Funded through existing cash on hand in an undisclosed amount, the deal sees Cronos acquiring an 84,000 sq. ft. facility in Winnipeg. The site is already equipped with large-scale microbial fermentation production areas and labs for microbiology, organic, and analytical chemistry research. 

The sale is due to officially close in Q3 2019, after Apotex completes a wind-down of the facility so Cronos can begin the process of altering specifications on existing equipment to work with cannabinoids.   

Before research and development can begin, the newly-acquired site will need to receive licensing approval from Health Canada. 

That issue has come front and centre in the legalized Canadian industry as a handful of companies have skirted licensing rules to produce extra cannabis for a marketplace that can’t ever seem to stock enough product. 

Most recently, a Health Canada audit discovered CannTrust (TSX: TRST; NYSE: CTST) had been producing cannabis in unlicensed grow rooms, while earlier this year Bonify was forced to cease all sales after it was discovered the company had been acquiring unlicensed cannabis to sell to consumers. 

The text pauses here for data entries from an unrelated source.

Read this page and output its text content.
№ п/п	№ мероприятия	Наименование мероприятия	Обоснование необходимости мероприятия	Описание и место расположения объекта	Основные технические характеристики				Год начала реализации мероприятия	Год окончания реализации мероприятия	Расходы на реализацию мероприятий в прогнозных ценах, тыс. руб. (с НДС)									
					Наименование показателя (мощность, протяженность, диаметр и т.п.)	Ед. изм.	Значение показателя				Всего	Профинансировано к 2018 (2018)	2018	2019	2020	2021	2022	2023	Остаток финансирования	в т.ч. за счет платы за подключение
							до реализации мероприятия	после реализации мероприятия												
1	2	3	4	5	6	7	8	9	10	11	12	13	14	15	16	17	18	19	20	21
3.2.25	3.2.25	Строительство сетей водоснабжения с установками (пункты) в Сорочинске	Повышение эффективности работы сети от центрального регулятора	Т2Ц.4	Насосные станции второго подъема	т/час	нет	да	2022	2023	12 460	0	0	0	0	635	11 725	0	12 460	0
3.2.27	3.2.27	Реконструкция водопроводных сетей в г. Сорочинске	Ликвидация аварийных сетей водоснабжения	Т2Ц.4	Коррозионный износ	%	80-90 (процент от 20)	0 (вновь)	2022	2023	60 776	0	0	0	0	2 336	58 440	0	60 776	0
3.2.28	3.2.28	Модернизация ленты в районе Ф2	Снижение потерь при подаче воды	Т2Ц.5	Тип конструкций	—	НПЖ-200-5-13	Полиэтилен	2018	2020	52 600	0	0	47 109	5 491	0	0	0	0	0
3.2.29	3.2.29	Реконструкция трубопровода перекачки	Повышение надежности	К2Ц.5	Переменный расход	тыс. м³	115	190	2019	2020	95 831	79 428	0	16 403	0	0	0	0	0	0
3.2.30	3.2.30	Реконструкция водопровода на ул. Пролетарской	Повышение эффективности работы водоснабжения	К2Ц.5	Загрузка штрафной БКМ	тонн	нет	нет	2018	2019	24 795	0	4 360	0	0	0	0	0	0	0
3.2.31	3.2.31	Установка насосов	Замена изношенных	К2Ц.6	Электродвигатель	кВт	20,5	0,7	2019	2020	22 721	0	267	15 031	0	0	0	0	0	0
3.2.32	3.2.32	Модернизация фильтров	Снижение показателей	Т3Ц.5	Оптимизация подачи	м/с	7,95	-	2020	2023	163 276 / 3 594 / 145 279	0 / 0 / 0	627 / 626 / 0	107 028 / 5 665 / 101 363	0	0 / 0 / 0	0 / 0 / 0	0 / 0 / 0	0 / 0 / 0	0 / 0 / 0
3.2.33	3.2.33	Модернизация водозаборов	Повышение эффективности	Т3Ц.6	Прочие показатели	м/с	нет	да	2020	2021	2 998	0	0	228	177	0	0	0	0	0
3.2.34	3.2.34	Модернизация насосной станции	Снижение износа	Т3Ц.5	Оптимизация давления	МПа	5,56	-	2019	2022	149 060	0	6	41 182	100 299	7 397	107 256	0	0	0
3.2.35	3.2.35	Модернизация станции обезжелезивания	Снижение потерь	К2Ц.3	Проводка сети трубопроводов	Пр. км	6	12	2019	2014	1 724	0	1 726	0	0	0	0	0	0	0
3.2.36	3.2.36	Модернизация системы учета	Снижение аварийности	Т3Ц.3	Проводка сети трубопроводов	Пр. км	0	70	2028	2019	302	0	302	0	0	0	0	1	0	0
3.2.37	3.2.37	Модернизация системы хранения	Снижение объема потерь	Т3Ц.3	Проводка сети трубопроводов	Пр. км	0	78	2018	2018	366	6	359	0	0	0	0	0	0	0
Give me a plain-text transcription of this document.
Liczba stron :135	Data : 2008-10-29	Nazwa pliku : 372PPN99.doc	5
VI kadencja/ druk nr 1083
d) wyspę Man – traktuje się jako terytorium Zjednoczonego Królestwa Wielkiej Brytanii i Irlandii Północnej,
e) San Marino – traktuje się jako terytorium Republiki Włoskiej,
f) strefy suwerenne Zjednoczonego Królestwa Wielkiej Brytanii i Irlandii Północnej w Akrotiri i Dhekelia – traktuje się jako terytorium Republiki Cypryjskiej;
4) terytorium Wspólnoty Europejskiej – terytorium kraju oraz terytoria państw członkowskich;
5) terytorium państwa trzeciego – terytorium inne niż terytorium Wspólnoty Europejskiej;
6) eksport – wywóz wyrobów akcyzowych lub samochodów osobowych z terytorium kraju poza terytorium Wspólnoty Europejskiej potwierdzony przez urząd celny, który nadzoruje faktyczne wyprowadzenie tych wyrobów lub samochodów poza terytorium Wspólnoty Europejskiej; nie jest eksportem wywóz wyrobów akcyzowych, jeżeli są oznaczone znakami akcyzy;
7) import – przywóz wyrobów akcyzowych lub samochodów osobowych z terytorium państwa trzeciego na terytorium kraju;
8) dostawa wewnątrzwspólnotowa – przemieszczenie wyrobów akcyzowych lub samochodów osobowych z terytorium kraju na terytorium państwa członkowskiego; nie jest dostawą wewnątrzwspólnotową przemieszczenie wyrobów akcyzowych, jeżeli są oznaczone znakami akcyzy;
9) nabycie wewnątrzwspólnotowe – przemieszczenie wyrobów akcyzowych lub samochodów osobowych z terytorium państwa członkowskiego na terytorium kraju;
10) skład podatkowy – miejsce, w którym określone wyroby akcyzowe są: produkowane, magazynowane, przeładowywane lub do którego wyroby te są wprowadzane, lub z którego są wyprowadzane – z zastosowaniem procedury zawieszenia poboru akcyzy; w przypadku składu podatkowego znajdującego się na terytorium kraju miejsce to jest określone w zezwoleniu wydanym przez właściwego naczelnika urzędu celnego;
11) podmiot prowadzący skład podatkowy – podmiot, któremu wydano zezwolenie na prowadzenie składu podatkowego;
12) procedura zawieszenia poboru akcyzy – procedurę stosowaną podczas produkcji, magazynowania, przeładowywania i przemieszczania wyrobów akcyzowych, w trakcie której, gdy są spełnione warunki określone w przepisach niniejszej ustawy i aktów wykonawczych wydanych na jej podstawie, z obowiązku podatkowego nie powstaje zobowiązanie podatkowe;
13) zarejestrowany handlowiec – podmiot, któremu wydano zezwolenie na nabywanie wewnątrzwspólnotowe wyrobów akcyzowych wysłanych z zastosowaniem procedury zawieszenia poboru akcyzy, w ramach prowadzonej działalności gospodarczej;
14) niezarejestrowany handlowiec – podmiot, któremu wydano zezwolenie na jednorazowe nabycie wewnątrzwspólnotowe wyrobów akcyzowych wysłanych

In addition to waiting on that all-important Health Canada licensing, production at the facility also hinges on hitting certain milestones in the company’s partnership with Ginkgo Bioworks, Inc. that was announced last year. 

Discussing the facility’s acquisition, Cronos Group Chief Executive Officer Mike Gorenstein commented: 

Together with Ginkgo, we are bringing innovation and the power of biological manufacturing to the cannabis industry, aiming to allow for cannabinoid production at large scale and with greater efficiency than is currently possible with traditional cultivation and extraction. We continue to be very excited about the opportunities ahead.

The end goal of acquiring the site is to produce plants with larger quantities of different cannabinoids beyond the well-known THC and CBD variants, which can then be used in research towards cannabis-based treatments for chronic pain, nausea, anxiety, and weight loss.